IMO Health, 9600 W Bryn Mawr Ave # 100, Rosemont, IL, 60018, United States.
Merck & Co, Inc, 126 East Lincoln Ave, Rahway, NJ, United States, 1 619-643-2693.
JMIR Med Inform. 2024 Oct 23;12:e54653. doi: 10.2196/54653.
Systematic literature review (SLR), a robust method to identify and summarize evidence from published sources, is considered to be a complex, time-consuming, labor-intensive, and expensive task.
This study aimed to present a solution based on natural language processing (NLP) that accelerates and streamlines the SLR process for observational studies using real-world data.
We followed an agile software development and iterative software engineering methodology to build a customized intelligent end-to-end living NLP-assisted solution for observational SLR tasks. Multiple machine learning-based NLP algorithms were adopted to automate article screening and data element extraction processes. The NLP prediction results can be further reviewed and verified by domain experts, following the human-in-the-loop design. The system integrates explainable articificial intelligence to provide evidence for NLP algorithms and add transparency to extracted literature data elements. The system was developed based on 3 existing SLR projects of observational studies, including the epidemiology studies of human papillomavirus-associated diseases, the disease burden of pneumococcal diseases, and cost-effectiveness studies on pneumococcal vaccines.
Our Intelligent SLR Platform covers major SLR steps, including study protocol setting, literature retrieval, abstract screening, full-text screening, data element extraction from full-text articles, results summary, and data visualization.
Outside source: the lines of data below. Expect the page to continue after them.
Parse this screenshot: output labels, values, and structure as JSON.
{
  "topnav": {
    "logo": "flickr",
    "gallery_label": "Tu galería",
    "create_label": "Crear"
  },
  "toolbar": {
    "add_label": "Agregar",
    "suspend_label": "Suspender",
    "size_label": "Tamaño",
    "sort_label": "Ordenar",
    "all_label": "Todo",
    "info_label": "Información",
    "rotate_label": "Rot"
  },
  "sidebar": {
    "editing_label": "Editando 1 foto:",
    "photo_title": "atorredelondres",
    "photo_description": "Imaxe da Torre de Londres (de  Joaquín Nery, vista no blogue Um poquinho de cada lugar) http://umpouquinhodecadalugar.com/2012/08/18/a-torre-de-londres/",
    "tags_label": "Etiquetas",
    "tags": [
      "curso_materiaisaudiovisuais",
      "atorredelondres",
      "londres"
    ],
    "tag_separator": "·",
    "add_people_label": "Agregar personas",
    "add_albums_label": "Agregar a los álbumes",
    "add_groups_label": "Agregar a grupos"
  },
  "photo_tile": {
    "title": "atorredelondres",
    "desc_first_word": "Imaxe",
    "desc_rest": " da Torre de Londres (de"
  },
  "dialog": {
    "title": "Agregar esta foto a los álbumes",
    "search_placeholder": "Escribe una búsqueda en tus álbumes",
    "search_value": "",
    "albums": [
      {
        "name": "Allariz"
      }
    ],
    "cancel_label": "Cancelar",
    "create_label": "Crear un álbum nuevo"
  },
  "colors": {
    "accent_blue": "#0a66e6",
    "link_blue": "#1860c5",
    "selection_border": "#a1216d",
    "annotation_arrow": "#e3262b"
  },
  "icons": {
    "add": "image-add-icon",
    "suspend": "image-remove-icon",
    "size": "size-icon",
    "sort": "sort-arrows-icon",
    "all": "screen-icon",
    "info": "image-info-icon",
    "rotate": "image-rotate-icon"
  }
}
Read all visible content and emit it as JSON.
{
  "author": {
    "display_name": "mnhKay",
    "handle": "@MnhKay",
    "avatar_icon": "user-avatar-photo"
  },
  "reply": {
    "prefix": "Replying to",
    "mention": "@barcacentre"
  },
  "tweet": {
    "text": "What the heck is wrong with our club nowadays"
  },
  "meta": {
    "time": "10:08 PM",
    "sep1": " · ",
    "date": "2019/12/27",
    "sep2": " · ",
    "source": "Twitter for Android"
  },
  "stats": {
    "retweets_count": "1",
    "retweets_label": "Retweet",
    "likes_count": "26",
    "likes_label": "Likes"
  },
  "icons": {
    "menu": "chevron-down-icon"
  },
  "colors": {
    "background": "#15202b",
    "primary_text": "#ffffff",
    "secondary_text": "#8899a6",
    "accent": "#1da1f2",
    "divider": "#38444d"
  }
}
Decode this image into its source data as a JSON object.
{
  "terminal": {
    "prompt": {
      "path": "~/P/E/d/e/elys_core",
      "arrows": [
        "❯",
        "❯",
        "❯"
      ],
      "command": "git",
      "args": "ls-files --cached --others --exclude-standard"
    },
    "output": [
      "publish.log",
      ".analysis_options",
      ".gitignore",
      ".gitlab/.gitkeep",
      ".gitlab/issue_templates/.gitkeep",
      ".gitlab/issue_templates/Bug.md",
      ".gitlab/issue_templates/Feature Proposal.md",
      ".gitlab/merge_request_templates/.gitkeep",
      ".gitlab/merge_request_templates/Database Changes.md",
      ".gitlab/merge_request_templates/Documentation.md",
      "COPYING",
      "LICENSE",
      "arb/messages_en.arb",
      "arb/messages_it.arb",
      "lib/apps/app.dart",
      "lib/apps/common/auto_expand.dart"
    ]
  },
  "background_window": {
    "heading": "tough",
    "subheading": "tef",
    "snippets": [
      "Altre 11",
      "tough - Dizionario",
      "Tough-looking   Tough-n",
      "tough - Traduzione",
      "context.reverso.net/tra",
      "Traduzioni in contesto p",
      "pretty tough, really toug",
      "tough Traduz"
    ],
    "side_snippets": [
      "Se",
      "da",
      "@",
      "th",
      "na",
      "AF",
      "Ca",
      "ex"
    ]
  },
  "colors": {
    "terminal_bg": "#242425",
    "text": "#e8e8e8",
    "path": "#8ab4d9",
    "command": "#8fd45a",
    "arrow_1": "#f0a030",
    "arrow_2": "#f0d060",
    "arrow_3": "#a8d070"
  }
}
The NLP algorithms achieved accuracy scores of 0.86-0.90 on article screening tasks (framed as text classification tasks) and macroaverage F1 scores of 0.57-0.89 on data element extraction tasks (framed as named entity recognition tasks).
Cutting-edge NLP algorithms expedite SLR for observational studies, thus allowing scientists to have more time to focus on the quality of data and the synthesis of evidence in observational studies. Aligning the living SLR concept, the system has the potential to update literature data and enable scientists to easily stay current with the literature related to observational studies prospectively and continuously.
系统文献综述(SLR)是一种从已发表的文献中识别和总结证据的强大方法,被认为是一项复杂、耗时、劳动密集且昂贵的任务。
本研究旨在提出一种基于自然语言处理(NLP)的解决方案,以加速和简化使用真实世界数据的观察性研究的 SLR 过程。
我们遵循敏捷软件开发和迭代软件工程方法,为观察性 SLR 任务构建了一个定制的智能端到端自然语言处理辅助解决方案。采用了多种基于机器学习的 NLP 算法来自动化文章筛选和数据元素提取过程。NLP 预测结果可以由领域专家进一步审查和验证,遵循人机交互设计。该系统集成了可解释的人工智能,为 NLP 算法提供证据,并为提取的文献数据元素增加透明度。该系统是基于 3 个现有的观察性研究 SLR 项目开发的,包括人乳头瘤病毒相关疾病的流行病学研究、肺炎球菌疾病的疾病负担以及肺炎球菌疫苗的成本效益研究。
我们的智能 SLR 平台涵盖了主要的 SLR 步骤,包括研究方案设定、文献检索、摘要筛选、全文筛选、从全文文章中提取数据元素、结果总结和数据可视化。NLP 算法在文章筛选任务(框定为文本分类任务)中的准确率达到 0.86-0.90,在数据元素提取任务(框定为命名实体识别任务)中的宏平均 F1 得分达到 0.57-0.89。
最先进的 NLP 算法加速了观察性研究的 SLR,从而使科学家有更多的时间专注于观察性研究中数据的质量和证据的综合。与现有的 SLR 概念保持一致,该系统具有更新文献数据的潜力,使科学家能够轻松地前瞻性和持续地跟踪与观察性研究相关的文献。